Depremde evi hasar gören kadınlardan Latifa Maumay, Al Huz vilayetinin Asni ilçesine bağlı Tamasset köyünde ebeveynleri ve çocuğuyla birlikte köyün diğer sakinleri gibi bir çadırda yaşıyor. Depremden önce Tokart köyünde bir dernekte çalıştığını kaydeden Latifa Maumay, “Kız çocuklarına ve kadınlara dikiş-nakış ile evde yapabilecekleri bazı el sanatlarını öğretiyordum. Bugün bize devam etme fırsatı bırakmayan deprem nedeniyle işsizim. Öte yandan kuaför ve kına sanatçısı olarak da çalışıyordum. Depremden kaynaklı yapılması planlanan düğünler de durduruldu. Şimdi çadırlarda zor şartlar altında çocuklarımla birlikte bir yaşam sürüyorum” dedi.

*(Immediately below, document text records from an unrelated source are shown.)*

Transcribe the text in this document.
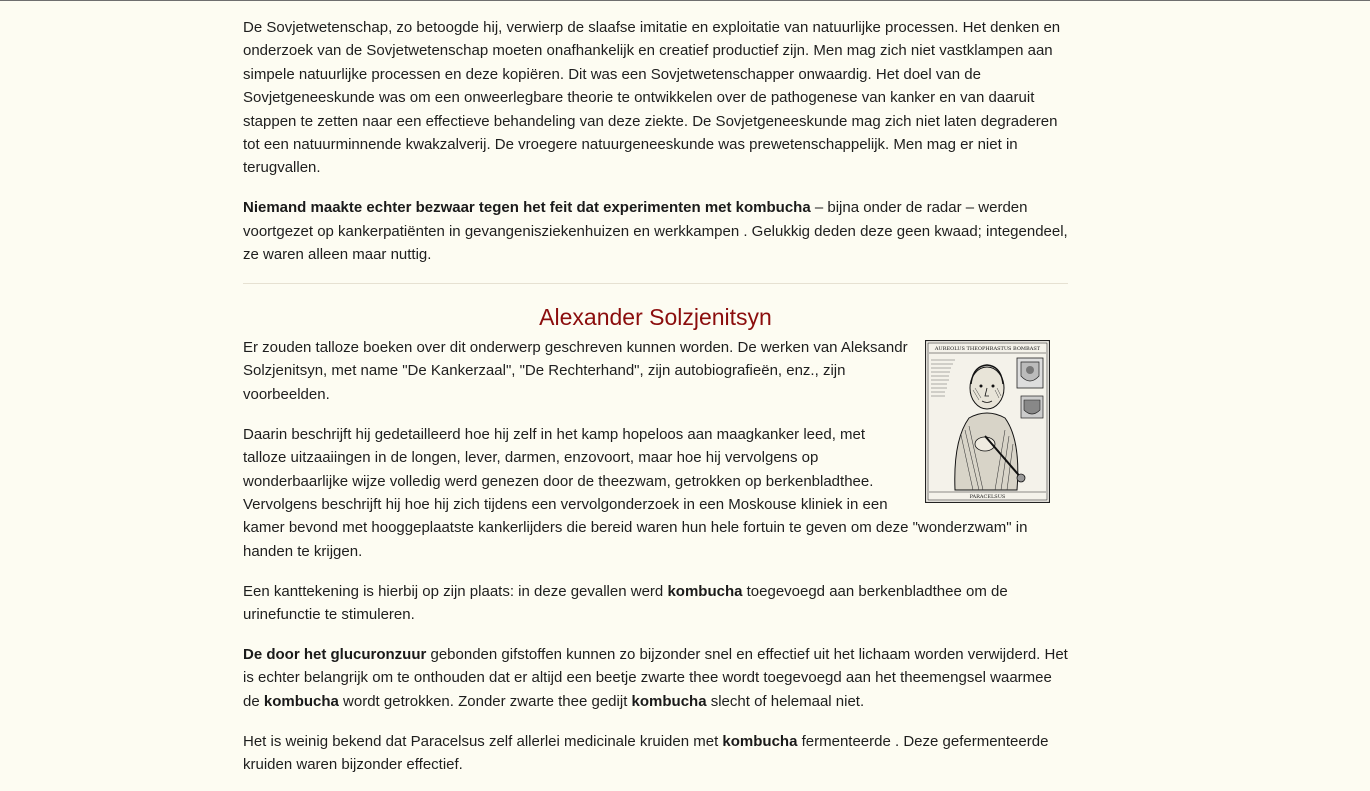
De Sovjetwetenschap, zo betoogde hij, verwierp de slaafse imitatie en exploitatie van natuurlijke processen. Het denken en onderzoek van de Sovjetwetenschap moeten onafhankelijk en creatief productief zijn. Men mag zich niet vastklampen aan simpele natuurlijke processen en deze kopiëren. Dit was een Sovjetwetenschapper onwaardig. Het doel van de Sovjetgeneeskunde was om een onweerlegbare theorie te ontwikkelen over de pathogenese van kanker en van daaruit stappen te zetten naar een effectieve behandeling van deze ziekte. De Sovjetgeneeskunde mag zich niet laten degraderen tot een natuurminnende kwakzalverij. De vroegere natuurgeneeskunde was prewetenschappelijk. Men mag er niet in terugvallen.

Niemand maakte echter bezwaar tegen het feit dat experimenten met kombucha – bijna onder de radar – werden voortgezet op kankerpatiënten in gevangenisziekenhuizen en werkkampen . Gelukkig deden deze geen kwaad; integendeel, ze waren alleen maar nuttig.

Alexander Solzjenitsyn
AUREOLUS THEOPHRASTUS BOMBAST
PARACELSUS

Er zouden talloze boeken over dit onderwerp geschreven kunnen worden. De werken van Aleksandr Solzjenitsyn, met name "De Kankerzaal", "De Rechterhand", zijn autobiografieën, enz., zijn voorbeelden.

Daarin beschrijft hij gedetailleerd hoe hij zelf in het kamp hopeloos aan maagkanker leed, met talloze uitzaaiingen in de longen, lever, darmen, enzovoort, maar hoe hij vervolgens op wonderbaarlijke wijze volledig werd genezen door de theezwam, getrokken op berkenbladthee. Vervolgens beschrijft hij hoe hij zich tijdens een vervolgonderzoek in een Moskouse kliniek in een kamer bevond met hooggeplaatste kankerlijders die bereid waren hun hele fortuin te geven om deze "wonderzwam" in handen te krijgen.

Een kanttekening is hierbij op zijn plaats: in deze gevallen werd kombucha toegevoegd aan berkenbladthee om de urinefunctie te stimuleren.

De door het glucuronzuur gebonden gifstoffen kunnen zo bijzonder snel en effectief uit het lichaam worden verwijderd. Het is echter belangrijk om te onthouden dat er altijd een beetje zwarte thee wordt toegevoegd aan het theemengsel waarmee de kombucha wordt getrokken. Zonder zwarte thee gedijt kombucha slecht of helemaal niet.

Het is weinig bekend dat Paracelsus zelf allerlei medicinale kruiden met kombucha fermenteerde . Deze gefermenteerde kruiden waren bijzonder effectief.
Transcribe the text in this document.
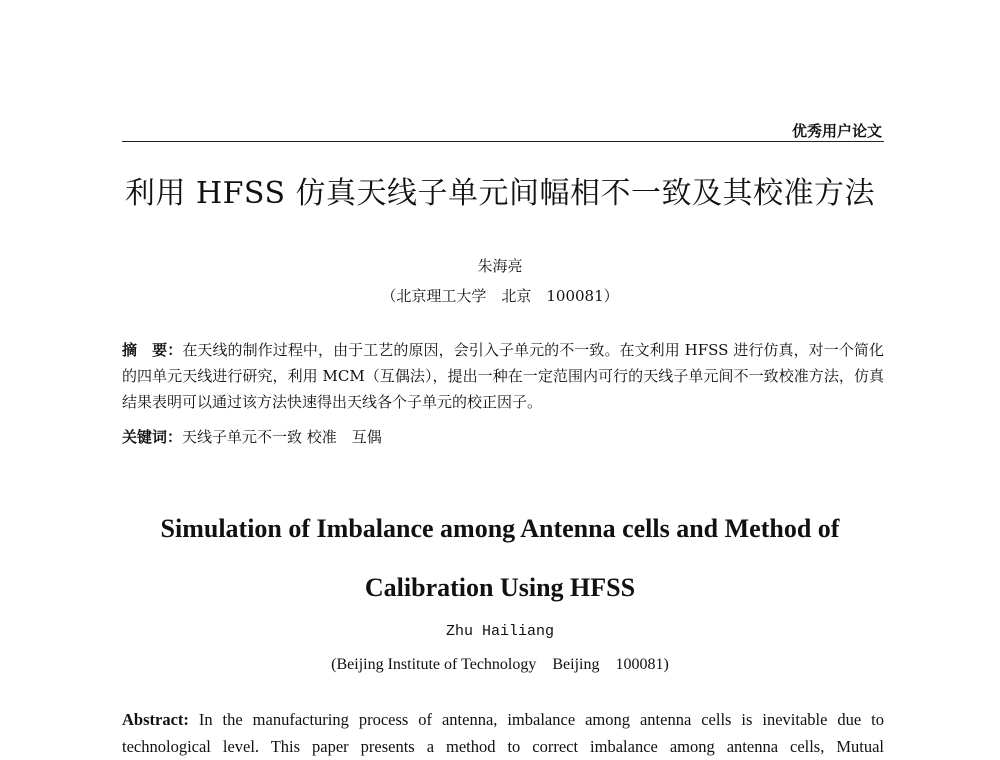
优秀用户论文
利用 HFSS 仿真天线子单元间幅相不一致及其校准方法
朱海亮
（北京理工大学　北京　100081）
摘　要：在天线的制作过程中，由于工艺的原因，会引入子单元的不一致。在文利用 HFSS 进行仿真，对一个简化的四单元天线进行研究，利用 MCM（互偶法），提出一种在一定范围内可行的天线子单元间不一致校准方法，仿真结果表明可以通过该方法快速得出天线各个子单元的校正因子。
关键词：天线子单元不一致 校准　互偶
Simulation of Imbalance among Antenna cells and Method of
Calibration Using HFSS
Zhu Hailiang
(Beijing Institute of Technology　Beijing　100081)
Abstract: In the manufacturing process of antenna, imbalance among antenna cells is inevitable due to technological level. This paper presents a method to correct imbalance among antenna cells, Mutual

Öğretmendi bakıcılık yapıyor
Al Huz köylerindeki diğer kadınlar da deprem nedeniyle işlerini kaybetti. Asalda köyünde yaşayan Ayşa Moho da yaşadıkları şu sözlerle anlattı: “Depremden önce komşu Toukart köyünde öğretmendim. Deprem nedeniyle aileler çocuklarını okula göndermek istemedi. Üç yıllık öğretmendim. Çocukları ve işimi çok seviyordum ve işi bırakabileceğimi hiç düşünmemiştim. Annem ve erkek kardeşimle yaşıyorum. Şimdi bir çocuğun bakıcılığını yaparak para kazanmaya çalışıyorum. Babam elektrik ve su kurumunda işçiydi. Ölmeden önce bize bıraktığı gelir ailenin tüm ihtiyaçlarını karşılamaya yetmiyor.”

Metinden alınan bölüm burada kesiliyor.